Integral equations for flexural-gravity waves: analysis and numerical methods
Travis Askham, Jeremy G. Hoskins, Peter Nekrasov, Manas Rachh
TL;DR
This work addresses the scattering of flexural-gravity waves by a thin plate with spatially varying thickness over deep water, a model relevant to sea ice and ice shelves. The authors formulate a two-step integral-equation framework: (i) reduce the 3D boundary value problem to a surface integro-differential equation on z=0, and (ii) specialize to a compactly supported perturbation using a Green function for the constant-coefficient problem, yielding a Fredholm second-kind equation for a surface density $\sigma$. They establish mapping and existence/uniqueness results, show high-order convergence for a Nyström discretization with 6th-order Zeta-corrected quadrature, and accelerate the FFT-based matrix-vector products to solve large-scale problems with complex geometries. The method is demonstrated on diverse geometries (random thickness, rolls, ridges, spirals) and shows accurate, scalable performance, enabling detailed exploration of wave-ice interactions and potential extensions to finite depth and non-smooth coefficients.
Abstract
In this work, we develop a fast and accurate method for the scattering of flexural-gravity waves by a thin plate of varying thickness overlying a fluid of infinite depth.
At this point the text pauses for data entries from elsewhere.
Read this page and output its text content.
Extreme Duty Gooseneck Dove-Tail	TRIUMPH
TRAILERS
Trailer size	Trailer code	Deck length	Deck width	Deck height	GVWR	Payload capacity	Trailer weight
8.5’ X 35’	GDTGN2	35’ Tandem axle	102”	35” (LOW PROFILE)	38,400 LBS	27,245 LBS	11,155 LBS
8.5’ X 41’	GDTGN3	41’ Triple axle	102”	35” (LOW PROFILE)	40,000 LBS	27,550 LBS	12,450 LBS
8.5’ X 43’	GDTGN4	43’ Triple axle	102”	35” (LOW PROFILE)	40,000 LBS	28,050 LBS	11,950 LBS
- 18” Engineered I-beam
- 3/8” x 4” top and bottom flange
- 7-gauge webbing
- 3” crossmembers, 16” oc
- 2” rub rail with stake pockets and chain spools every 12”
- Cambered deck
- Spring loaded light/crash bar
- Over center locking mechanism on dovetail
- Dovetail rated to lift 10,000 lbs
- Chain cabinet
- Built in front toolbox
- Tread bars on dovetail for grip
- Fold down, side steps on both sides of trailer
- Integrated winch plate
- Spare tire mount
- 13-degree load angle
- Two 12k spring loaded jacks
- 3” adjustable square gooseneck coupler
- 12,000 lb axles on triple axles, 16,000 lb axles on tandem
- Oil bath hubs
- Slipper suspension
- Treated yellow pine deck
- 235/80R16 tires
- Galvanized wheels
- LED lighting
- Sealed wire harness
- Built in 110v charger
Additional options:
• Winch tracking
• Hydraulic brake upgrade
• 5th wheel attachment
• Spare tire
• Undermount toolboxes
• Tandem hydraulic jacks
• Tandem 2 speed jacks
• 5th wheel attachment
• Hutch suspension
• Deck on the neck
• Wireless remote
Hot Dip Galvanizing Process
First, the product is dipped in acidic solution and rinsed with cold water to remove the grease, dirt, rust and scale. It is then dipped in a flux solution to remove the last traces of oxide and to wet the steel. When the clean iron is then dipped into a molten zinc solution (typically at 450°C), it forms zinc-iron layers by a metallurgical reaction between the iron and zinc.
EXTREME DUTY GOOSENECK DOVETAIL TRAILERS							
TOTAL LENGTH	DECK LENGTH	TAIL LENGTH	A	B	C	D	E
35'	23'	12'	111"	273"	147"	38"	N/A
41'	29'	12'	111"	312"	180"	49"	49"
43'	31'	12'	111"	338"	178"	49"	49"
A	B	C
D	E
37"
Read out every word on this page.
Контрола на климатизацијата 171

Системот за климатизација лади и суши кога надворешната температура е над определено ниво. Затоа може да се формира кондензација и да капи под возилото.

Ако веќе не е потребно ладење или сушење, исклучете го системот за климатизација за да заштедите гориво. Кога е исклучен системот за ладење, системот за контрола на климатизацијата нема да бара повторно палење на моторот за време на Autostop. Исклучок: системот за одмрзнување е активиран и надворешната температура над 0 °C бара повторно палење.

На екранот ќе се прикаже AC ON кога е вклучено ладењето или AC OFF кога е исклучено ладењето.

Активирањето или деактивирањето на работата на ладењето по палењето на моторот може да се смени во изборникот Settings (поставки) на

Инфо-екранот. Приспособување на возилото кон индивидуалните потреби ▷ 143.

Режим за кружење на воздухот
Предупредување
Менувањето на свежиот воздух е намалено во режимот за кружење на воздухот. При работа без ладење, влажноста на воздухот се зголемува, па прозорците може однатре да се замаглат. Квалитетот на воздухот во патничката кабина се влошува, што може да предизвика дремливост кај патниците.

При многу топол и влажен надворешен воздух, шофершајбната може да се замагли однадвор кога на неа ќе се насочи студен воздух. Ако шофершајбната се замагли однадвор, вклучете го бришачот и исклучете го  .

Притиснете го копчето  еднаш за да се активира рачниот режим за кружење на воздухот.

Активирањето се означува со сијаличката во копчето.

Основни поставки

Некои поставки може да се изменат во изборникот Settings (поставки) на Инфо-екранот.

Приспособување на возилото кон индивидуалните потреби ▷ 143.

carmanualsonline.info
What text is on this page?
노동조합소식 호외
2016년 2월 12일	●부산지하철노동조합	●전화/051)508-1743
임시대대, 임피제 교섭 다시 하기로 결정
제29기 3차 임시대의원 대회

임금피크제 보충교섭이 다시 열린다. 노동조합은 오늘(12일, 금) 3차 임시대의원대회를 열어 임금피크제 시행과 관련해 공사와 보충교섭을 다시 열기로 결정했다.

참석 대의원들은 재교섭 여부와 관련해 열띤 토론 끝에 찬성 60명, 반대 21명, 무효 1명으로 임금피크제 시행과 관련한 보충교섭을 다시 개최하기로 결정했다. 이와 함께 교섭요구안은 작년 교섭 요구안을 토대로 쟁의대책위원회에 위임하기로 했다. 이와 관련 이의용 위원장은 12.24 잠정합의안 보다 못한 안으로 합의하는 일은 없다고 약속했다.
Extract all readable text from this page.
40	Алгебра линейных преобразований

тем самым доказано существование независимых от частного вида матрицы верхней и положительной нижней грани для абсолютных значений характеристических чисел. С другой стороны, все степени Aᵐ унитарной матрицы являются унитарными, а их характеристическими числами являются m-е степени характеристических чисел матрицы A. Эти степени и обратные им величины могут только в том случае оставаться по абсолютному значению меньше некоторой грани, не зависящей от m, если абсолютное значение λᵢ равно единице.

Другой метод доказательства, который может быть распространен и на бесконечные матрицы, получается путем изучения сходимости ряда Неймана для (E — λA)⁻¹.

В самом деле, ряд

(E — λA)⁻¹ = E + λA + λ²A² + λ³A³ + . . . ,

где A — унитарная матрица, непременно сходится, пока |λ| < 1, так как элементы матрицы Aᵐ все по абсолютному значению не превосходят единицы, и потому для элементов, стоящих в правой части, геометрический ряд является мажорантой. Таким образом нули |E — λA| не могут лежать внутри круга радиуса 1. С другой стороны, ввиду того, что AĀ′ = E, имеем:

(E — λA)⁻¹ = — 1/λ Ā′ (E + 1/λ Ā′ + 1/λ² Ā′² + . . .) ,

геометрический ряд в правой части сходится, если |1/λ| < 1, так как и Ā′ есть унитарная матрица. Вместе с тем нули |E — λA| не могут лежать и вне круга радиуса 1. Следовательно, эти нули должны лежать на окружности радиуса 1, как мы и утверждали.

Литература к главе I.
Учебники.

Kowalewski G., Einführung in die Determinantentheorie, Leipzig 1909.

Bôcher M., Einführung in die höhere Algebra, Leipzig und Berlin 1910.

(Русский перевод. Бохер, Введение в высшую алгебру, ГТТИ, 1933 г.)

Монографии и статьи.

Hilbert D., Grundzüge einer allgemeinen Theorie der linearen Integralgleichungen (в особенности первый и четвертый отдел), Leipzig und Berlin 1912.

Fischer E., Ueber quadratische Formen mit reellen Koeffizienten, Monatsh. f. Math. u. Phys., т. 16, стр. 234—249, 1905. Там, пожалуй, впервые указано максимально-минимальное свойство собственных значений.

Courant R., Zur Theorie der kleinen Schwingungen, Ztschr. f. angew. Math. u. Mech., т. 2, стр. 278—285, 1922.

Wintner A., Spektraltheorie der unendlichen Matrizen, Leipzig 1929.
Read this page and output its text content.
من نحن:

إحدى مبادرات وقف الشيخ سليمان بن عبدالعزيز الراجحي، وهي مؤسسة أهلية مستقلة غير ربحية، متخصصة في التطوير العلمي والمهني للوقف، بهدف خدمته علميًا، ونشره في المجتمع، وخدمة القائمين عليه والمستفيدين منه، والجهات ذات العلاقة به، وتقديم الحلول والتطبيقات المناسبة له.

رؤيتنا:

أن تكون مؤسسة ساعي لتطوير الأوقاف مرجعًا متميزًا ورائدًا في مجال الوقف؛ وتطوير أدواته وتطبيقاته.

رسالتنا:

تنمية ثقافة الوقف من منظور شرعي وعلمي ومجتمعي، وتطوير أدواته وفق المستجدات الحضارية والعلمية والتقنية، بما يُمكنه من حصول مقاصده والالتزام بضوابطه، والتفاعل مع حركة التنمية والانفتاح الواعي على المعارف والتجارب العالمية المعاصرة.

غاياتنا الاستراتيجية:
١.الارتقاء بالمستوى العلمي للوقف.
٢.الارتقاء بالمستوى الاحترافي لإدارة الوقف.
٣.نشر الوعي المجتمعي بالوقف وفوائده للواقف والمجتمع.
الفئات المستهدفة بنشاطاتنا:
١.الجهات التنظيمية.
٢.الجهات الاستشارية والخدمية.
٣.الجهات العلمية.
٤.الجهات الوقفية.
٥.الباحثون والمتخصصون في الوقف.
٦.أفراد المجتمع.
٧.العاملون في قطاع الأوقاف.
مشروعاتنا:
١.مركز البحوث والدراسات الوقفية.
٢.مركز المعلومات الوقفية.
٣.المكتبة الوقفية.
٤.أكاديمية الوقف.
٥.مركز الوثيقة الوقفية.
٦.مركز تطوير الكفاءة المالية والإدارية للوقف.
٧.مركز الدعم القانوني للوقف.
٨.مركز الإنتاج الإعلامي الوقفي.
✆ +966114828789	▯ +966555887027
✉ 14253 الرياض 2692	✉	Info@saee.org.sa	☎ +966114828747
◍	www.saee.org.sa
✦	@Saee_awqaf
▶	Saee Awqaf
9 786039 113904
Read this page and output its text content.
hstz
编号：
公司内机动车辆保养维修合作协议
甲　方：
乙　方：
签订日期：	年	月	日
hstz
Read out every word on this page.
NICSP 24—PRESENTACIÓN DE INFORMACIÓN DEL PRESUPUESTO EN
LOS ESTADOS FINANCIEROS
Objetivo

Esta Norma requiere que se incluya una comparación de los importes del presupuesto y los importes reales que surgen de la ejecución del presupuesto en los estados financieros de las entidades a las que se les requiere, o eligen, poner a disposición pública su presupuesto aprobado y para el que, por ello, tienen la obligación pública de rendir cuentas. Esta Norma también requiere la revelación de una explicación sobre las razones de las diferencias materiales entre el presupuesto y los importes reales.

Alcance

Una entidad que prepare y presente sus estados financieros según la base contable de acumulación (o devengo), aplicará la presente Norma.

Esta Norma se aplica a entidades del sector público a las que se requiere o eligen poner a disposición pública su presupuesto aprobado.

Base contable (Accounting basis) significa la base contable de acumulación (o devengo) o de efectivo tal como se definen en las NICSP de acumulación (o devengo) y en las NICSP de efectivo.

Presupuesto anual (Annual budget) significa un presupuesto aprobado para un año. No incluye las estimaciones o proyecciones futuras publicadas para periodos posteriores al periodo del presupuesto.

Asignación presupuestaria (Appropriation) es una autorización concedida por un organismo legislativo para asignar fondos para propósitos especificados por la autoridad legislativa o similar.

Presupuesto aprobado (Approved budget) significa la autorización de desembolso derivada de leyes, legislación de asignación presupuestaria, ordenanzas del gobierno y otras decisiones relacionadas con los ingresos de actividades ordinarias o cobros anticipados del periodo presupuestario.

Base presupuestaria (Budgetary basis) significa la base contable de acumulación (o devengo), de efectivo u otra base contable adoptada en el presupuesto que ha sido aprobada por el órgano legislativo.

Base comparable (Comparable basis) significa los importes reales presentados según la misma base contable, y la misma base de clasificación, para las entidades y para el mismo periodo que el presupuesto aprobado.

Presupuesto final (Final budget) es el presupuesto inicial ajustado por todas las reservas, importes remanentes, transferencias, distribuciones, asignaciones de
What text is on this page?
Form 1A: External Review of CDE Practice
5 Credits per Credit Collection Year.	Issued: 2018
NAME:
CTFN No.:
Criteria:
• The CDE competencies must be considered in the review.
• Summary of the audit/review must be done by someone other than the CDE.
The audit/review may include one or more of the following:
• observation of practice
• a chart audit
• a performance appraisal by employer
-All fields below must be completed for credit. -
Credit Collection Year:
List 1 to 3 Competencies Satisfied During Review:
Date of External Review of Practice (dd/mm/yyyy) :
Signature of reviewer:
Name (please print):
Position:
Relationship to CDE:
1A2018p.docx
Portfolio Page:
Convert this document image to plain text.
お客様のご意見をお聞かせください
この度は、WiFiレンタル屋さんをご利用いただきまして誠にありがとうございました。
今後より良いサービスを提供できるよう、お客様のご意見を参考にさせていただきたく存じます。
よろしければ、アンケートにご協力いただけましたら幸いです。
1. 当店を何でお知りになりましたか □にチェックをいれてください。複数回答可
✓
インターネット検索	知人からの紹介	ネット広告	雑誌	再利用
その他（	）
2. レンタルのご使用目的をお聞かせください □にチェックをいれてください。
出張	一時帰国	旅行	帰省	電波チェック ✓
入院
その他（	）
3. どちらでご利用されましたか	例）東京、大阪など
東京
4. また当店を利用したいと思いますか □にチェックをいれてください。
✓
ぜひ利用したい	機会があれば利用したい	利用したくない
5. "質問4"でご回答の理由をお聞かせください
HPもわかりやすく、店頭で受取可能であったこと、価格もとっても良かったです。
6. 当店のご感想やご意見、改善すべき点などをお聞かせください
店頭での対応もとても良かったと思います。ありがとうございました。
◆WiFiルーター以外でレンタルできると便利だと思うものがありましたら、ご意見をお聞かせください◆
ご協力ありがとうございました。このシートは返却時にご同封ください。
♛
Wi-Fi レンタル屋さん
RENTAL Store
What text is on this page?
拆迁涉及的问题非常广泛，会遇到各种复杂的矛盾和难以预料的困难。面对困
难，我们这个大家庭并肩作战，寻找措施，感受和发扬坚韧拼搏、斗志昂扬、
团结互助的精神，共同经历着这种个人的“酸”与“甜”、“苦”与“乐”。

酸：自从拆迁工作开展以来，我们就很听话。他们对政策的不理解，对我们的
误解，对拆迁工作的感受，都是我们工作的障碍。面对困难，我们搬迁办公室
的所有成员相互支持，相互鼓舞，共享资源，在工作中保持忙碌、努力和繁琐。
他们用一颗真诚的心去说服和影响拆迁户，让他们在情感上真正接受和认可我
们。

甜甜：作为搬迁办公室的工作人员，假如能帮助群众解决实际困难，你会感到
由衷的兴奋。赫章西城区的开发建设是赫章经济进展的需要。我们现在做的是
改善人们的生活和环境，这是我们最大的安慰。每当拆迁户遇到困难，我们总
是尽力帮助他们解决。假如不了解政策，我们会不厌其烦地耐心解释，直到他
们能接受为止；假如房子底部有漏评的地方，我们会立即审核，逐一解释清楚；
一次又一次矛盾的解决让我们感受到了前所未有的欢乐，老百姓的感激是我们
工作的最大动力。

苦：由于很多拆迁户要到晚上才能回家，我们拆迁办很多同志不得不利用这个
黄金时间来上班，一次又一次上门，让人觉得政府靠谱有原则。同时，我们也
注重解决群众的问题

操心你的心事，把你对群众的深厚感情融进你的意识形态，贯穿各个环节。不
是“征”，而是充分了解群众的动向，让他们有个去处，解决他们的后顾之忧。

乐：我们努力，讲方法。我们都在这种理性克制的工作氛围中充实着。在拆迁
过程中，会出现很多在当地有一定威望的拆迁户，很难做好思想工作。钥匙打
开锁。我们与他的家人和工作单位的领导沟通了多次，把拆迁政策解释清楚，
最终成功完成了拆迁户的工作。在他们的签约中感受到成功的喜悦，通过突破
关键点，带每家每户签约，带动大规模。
This problem commonly arises in the study of sea ice and ice shelves, which can have complicated heterogeneities that include ridges and rolls. With certain natural assumptions on the thickness, we present an integral equation formulation for solving this class of problems and analyze its mathematical properties. The integral equation is then discretized and solved using a high-order-accurate, FFT-accelerated algorithm. The speed, accuracy, and scalability of this approach are demonstrated through a variety of illustrative examples.